In early January, we got the good news that two of our titles were on McNally Robinson Booksellers’ 2018 Manitoba Bestseller list.
All those weeks earned Rooster Town the #1 bestseller spot in the Non-fiction category of McNally’s 2018 Manitoba Bestsellers list.
It didn’t hurt that the October launch was the biggest event that UMP has ever had, with an estimated 230 people and that since then the two McNally Robinson locations have sold more than 600 copies of the book.
In addition, the University of Manitoba’s Archives and Special Collections made the photos and original research by Matthew Stock and Adrian Werner available on a website.
This project was an integral part of digital historian/archivist Jo McCutcheon’s review of Rooster Town on the Unwritten Histories blog: “There are so many elements of this new, collaborative, interdisciplinary, and impressive archival work to share and explore.”

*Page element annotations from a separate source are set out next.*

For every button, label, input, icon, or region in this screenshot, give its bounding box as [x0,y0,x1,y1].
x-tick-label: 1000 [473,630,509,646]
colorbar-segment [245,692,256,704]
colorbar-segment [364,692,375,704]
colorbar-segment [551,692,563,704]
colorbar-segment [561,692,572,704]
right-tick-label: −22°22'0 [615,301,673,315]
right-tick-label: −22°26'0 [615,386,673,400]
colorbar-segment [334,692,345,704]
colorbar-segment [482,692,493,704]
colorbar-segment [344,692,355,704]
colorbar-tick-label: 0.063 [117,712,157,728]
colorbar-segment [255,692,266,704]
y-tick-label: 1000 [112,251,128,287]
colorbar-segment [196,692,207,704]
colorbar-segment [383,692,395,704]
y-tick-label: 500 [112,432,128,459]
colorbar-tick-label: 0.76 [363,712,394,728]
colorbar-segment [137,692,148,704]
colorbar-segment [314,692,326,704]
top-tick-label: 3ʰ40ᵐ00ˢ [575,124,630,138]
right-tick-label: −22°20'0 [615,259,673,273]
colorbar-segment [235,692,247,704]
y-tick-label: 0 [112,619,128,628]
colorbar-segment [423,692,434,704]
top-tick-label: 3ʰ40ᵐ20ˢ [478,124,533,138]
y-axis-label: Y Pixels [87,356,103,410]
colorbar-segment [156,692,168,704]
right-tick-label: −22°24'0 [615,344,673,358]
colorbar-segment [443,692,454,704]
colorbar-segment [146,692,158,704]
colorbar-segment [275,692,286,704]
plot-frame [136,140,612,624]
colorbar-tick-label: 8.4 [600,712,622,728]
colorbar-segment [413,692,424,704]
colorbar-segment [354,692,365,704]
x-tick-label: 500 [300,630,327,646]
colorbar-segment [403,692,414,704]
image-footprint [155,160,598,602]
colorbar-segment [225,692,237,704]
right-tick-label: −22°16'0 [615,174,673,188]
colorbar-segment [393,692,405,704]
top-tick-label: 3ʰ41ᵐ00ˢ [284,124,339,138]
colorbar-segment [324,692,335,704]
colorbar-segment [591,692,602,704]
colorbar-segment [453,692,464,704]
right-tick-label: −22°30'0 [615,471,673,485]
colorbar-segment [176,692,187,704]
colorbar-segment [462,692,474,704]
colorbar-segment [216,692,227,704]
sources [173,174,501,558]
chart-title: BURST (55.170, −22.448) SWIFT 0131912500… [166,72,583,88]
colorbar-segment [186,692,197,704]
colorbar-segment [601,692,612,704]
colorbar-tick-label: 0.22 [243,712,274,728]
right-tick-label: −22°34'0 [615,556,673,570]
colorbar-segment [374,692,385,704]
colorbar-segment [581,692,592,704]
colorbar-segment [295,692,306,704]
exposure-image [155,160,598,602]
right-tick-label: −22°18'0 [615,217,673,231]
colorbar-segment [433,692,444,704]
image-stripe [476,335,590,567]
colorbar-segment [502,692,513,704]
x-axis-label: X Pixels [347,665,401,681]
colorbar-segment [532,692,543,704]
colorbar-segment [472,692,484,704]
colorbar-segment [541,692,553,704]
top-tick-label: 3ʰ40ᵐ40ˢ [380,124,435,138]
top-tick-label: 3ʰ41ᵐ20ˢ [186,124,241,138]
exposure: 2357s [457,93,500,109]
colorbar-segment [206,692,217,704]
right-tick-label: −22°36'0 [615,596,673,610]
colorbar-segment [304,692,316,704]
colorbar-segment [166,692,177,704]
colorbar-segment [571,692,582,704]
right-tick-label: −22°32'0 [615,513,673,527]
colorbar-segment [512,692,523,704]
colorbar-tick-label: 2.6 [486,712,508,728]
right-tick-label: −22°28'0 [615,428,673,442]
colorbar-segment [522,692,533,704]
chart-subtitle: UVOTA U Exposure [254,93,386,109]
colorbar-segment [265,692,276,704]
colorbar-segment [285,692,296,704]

“It is really exciting to see what some of the data that was collected for this work is available at no cost to researchers and the general public,” wrote McCutcheon in her conclusion.
It didn’t hurt that the book received local and national coverage.
An excerpt was published in the Winnipeg Free Press as part of the coverage of the 10th anniversary of Brian Sinclair’s death, which was followed by a review.
The same day as the launch, McCallum and Perry participated in a webinar hosted by the National Collaborating Centres for Aboriginal Health (NCCAH) and Healthy Public Policy.
In the months since the launch, Structures of Indifference has been ordered for course use in universities across the country.
Most significant was Karen Dubinsky’s intro history course at Queen’s, where 450 students will be working with McCallum’s and Perry’s text.
After ordering the book in October, Dubinsky took to twitter and announced:
“Yesterday, I read Mary Jane Logan McCallum and Adele Perry’s Structures of Indifference in one sitting. It makes Brian Sinclair’s unbelievable 2008 death by racist negligence in a Winnipeg hospital emergency room completely believable. Historians, read this book.”
In late October, we reprinted both books and in December, we ordered a third reprint of Structures of Indifference.
We’d like to express our thanks to McNally Robinson for their ongoing support of Manitoba books and to readers and thinkers across the country for supporting these important books.